Antes do colapso em Manaus, governo aumentou imposto sobre cilindros de oxigênio

Tributação havia sido zerada durante a pandemia, mas voltou em dezembro

Foto: Michael DANTAS/AFP
Foto: Michael DANTAS/AFP

Três semanas antes da crise na saúde em Manaus por falta de oxigênio, o governo federal aumentou o imposto de importação sobre os cilindros de armazenamento de gases medicinais, segundo informou a rádio BandNewsFM, nesta sexta-feira 15.

Segundo a emissora de rádio, os produtos estavam isentos de tributação desde o início de 2020, período em que entrou em vigor um pacote do Ministério da Economia para simplificar o combate à pandemia do novo coronavírus.
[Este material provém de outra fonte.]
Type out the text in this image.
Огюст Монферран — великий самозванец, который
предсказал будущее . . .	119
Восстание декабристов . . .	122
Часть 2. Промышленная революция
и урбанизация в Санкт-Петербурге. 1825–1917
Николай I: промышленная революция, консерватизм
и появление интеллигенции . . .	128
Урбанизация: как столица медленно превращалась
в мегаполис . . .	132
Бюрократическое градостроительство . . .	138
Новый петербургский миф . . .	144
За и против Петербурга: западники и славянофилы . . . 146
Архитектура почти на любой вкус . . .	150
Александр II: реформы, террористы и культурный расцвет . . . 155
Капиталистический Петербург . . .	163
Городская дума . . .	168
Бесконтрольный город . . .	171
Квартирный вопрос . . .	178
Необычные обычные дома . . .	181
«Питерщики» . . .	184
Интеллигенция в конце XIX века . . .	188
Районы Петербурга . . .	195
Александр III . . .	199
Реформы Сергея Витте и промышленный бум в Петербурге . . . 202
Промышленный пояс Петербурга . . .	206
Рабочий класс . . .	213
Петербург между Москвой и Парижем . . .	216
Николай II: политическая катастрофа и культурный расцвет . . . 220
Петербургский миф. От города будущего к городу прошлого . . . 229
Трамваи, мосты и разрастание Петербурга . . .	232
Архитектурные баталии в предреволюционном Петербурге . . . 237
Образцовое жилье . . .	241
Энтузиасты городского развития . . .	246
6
Agora, os impostos voltaram.

Importadores estariam deixando de trazer cilindros de oxigênio, com o retorno da tributação. A alteração foi publicada em resolução de dezembro pela Câmara de Comércio Exterior, ligada ao Ministério da Economia.

Segundo o portal G1, a Camex realiza uma reunião para decidir se zera novamente o imposto.

Na quinta-feira 14, o governo da Venezuela anunciou que se dispõe a ajudar o governador do Amazonas, Wilson Lima (PSC), a obter oxigênio para Manaus. A declaração ocorreu após a fornecedora White Martins afirmar que detectou disponibilidade do insumo no país vizinho.

Em live com o presidente Jair Bolsonaro, o ministro da Saúde, Eduardo Pazuello, reconheceu estado de “colapso” em Manaus e citou medidas de deslocamento de pessoal, equipamentos e insumos à cidade.